New functionality is available in Similarity/Diversity search.
Information from any column of initial dataset can now be added to molecules panes. To to that go to context panel and select columns from Molecule Properties field. You can add as many columns as you need.
Please note that color coding applied to initial dataframe is saved in molecule panes. Color coding can be applied to background or text.
This new feature significantly simplifies visual data analysis. All required information becomes available at once in molecule panes. You do not need to scroll initial grid to exact column and cell to get the data.
Dimensionality reduction algorithms can now be customized to suit specific needs. This technique is particularly useful in Chemical space and Activity cliffs functions when visualizing high-dimensional molecule data on a 2D scatter plot. To achieve this, UMAP and t-SNE are two available options.
To customize parameters, simply click on the Settings icon near the algorithm selection field, which will expand the list of parameters. Each algorithm has its own set of adjustable parameters, accompanied by a tooltip providing more detailed information.
Scaffold Tree is a tool for the generation and analysis of molecular scaffold networks and trees that is now available in Chem. This tool has the capability to process large sets of input molecules and provides users with the ability to perform hierarchy generation either automatically or manually.
To access Scaffold Tree, simply open a dataset with molecules and then select Chem | Analyze Structure | Scaffold Tree from the top menu.
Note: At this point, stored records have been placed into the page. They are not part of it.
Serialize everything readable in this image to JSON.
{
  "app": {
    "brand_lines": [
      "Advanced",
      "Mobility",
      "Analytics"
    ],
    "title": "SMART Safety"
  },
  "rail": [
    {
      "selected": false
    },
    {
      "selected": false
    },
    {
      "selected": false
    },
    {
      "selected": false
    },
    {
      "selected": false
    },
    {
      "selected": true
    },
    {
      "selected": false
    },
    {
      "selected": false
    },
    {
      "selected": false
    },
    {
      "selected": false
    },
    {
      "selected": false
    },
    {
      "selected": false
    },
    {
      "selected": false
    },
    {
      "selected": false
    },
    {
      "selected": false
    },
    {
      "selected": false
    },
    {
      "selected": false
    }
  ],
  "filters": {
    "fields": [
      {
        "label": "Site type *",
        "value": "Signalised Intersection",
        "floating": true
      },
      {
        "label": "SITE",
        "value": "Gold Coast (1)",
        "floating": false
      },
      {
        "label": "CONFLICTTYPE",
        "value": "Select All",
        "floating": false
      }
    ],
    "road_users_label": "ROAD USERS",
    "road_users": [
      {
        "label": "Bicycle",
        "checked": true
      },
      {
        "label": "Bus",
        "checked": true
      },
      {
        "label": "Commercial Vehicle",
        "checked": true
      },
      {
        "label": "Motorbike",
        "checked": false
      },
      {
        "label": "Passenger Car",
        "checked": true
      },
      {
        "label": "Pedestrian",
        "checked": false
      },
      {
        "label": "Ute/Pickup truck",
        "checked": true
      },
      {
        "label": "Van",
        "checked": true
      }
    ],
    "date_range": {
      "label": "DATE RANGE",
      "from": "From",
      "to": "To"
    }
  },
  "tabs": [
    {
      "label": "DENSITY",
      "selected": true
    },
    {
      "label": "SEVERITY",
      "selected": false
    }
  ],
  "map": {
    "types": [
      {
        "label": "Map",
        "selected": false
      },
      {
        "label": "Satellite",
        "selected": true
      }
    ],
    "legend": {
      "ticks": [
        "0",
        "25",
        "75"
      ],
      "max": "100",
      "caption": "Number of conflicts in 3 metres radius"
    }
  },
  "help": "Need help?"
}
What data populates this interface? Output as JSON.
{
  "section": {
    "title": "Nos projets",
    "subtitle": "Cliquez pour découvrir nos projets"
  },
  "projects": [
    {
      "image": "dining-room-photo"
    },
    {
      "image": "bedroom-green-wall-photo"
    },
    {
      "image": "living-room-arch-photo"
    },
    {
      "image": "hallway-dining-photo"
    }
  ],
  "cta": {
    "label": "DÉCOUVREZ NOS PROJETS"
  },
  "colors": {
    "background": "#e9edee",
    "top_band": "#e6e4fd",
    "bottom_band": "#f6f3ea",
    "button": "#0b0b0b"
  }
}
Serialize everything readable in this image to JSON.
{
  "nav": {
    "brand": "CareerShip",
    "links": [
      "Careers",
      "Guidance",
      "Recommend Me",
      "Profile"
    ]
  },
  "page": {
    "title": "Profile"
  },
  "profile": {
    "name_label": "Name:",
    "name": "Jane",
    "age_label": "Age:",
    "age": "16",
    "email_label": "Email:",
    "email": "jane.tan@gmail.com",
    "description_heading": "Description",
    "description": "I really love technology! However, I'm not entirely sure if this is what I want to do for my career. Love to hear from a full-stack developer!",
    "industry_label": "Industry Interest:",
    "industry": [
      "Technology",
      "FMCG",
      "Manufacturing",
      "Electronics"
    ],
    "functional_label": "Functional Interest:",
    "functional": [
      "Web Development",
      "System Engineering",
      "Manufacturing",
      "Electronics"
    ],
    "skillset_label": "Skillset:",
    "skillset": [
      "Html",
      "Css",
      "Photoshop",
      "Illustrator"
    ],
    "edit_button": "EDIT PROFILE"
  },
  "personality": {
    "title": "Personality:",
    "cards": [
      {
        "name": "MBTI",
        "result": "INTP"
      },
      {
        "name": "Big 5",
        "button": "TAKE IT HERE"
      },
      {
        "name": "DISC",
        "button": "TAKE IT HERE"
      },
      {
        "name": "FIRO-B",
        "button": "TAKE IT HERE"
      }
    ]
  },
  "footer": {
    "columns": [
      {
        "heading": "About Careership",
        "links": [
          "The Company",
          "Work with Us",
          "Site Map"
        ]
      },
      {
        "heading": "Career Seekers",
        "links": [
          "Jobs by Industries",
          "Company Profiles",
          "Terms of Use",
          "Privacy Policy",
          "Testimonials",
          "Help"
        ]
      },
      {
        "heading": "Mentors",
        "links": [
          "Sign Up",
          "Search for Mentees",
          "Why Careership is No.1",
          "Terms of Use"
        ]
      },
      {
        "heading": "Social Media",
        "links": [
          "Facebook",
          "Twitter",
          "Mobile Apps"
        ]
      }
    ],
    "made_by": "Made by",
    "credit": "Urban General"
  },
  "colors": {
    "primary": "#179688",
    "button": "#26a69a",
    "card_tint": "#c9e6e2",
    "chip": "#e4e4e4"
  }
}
Once you’ve opened the tool, you can start generating your Scaffold Tree. The initial tree is automatically generated, but you also have the option to sketch the tree manually or modify the automatically generated one.
In addition, with this tool you can:
filter the molecules exclusively in your dataset by a particular scaffold;
highlight rows matching a particular scaffold;
save Scaffold Tree as a part of the layout, or as part of the dashboard;
load a previously saved tree.
Overall, Scaffold Tree is an incredibly powerful tool for anyone working in the fields of chemistry and biology. Its user-friendly interface and advanced capabilities make it a valuable addition to any researcher’s toolkit.
We are excited to announce the initial release of the ADMETox plugin that predicts ADMET (absorption, distribution, metabolism, excretion, and toxicity) properties for chemical structures.
The binary files of all the models have been obtained from the publicly accessible ADMETlab repository and are open-source.
With ADMETox, you can easily:
obtain predictions for either a single structure and for the entire column;
get a well-designed and easily navigable forms for every structure in your dataset;
get a deeper understanding of what each of values mean with the help of our tooltips and color coding tools.
To evaluate predictions for a single molecule, click on it and expand the ADME/Tox pane in the Context Panel.
To calculate properties for the entire column, go to the top menu and select Chem | ADME/Tox | Calculations. The corresponding predictions will be added to the table as numerical columns, so you can visualize or filter them using the built-in tools.
To see detailed information on a structure in a well-formed and color-coded form, select Chem | ADME/Tox | Add form… from the top menu. The form gets updated as you move between rows.
With ADMETox, we believe that evaluating molecule properties has never been easier or more accessible. We hope this package will assist in advancing drug development and research efforts!